Turing Instability Conditions
Jacobian $J=\begin{pmatrix}a&b\\c&d\end{pmatrix}$ at the steady state: $\text{tr}(J)<0$, $\det(J)>0$ (stable without diffusion) but $aD_v+dD_u>2\sqrt{D_uD_v\det(J)}$ (unstable with diffusion).
Example 1
Schnakenberg model: $f=a-u+u^2v$, $g=b-u^2v$. Identify activator and inhibitor.
Solution: $u$ is the activator (self-activates via $u^2v$); $v$ is the inhibitor (consumed by $u^2$).
Example 2
How does increasing domain size affect Turing patterns?
Solution: Larger domains accommodate more wavelengths; spot/stripe count increases while individual feature wavelength stays roughly constant.
Practice
- Why must the inhibitor diffuse faster than the activator for Turing instability?

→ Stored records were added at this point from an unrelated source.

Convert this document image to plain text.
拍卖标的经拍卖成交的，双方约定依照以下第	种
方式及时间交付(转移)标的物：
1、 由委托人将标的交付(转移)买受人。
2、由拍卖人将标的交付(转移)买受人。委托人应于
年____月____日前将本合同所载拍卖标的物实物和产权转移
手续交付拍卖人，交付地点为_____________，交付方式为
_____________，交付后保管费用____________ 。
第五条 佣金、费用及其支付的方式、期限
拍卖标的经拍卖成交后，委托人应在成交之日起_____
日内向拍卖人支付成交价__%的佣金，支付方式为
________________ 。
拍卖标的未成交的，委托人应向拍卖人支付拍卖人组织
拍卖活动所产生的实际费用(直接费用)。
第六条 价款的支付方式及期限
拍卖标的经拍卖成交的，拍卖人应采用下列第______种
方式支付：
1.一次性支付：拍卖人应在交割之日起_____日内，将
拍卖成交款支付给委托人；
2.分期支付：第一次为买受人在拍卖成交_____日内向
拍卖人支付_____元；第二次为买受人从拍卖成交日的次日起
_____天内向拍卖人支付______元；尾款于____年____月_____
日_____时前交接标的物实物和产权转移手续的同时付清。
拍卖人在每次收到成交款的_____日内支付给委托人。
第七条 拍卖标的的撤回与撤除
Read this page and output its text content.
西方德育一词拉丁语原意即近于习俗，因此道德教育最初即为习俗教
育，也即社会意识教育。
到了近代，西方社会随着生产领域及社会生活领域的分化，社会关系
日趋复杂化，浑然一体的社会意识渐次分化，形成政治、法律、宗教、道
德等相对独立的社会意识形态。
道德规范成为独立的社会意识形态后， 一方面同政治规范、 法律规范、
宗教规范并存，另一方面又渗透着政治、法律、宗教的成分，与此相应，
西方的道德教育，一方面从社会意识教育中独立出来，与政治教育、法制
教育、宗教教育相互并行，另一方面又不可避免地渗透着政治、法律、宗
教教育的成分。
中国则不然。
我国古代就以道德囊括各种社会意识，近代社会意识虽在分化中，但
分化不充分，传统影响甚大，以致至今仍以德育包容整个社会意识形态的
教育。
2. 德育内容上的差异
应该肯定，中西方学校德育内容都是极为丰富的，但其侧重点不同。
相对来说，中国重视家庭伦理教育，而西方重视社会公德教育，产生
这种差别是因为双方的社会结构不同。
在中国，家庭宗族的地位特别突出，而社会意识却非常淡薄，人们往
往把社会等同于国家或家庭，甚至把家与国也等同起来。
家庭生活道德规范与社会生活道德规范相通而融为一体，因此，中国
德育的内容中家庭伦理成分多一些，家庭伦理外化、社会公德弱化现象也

- Derive the dispersion relation $\sigma(k^2)$ for a linearised two-component RD system.
- Give two biological examples of putative Turing patterns.
- How does the Gray-Scott model differ from the Schnakenberg model?
Show Answer Key
1. If the activator diffused faster, local perturbations would spread both species equally, preventing pattern formation. The inhibitor must diffuse faster to create long-range inhibition with short-range activation (LALI), destabilizing the homogeneous steady state at finite wavelengths.
2. Linearize $\partial_t \mathbf{u} = D\nabla^2\mathbf{u} + \mathbf{f}(\mathbf{u})$ about the HSS. Fourier modes $\propto e^{\sigma t + ikx}$: $\sigma(k^2)$ are eigenvalues of $J - Dk^2I$ where $J$ is the Jacobian of $\mathbf{f}$. Turing instability: $\sigma > 0$ for some $k \neq 0$ while $\sigma < 0$ for $k=0$ (HSS stable without diffusion).
3. (1) Animal coat patterns (leopard spots, zebra stripes) modeled by Murray. (2) Digit formation in vertebrate limbs (BMP/Shh interactions). Also: seashell pigmentation patterns, bacterial colony patterns.
4. Schnakenberg: simple two-species (activator-substrate depletion) model, polynomial kinetics, well-understood analytically. Gray-Scott: feed/kill model with cubic autocatalysis, exhibits richer dynamics including self-replicating spots, labyrinthine patterns, and spatiotemporal chaos.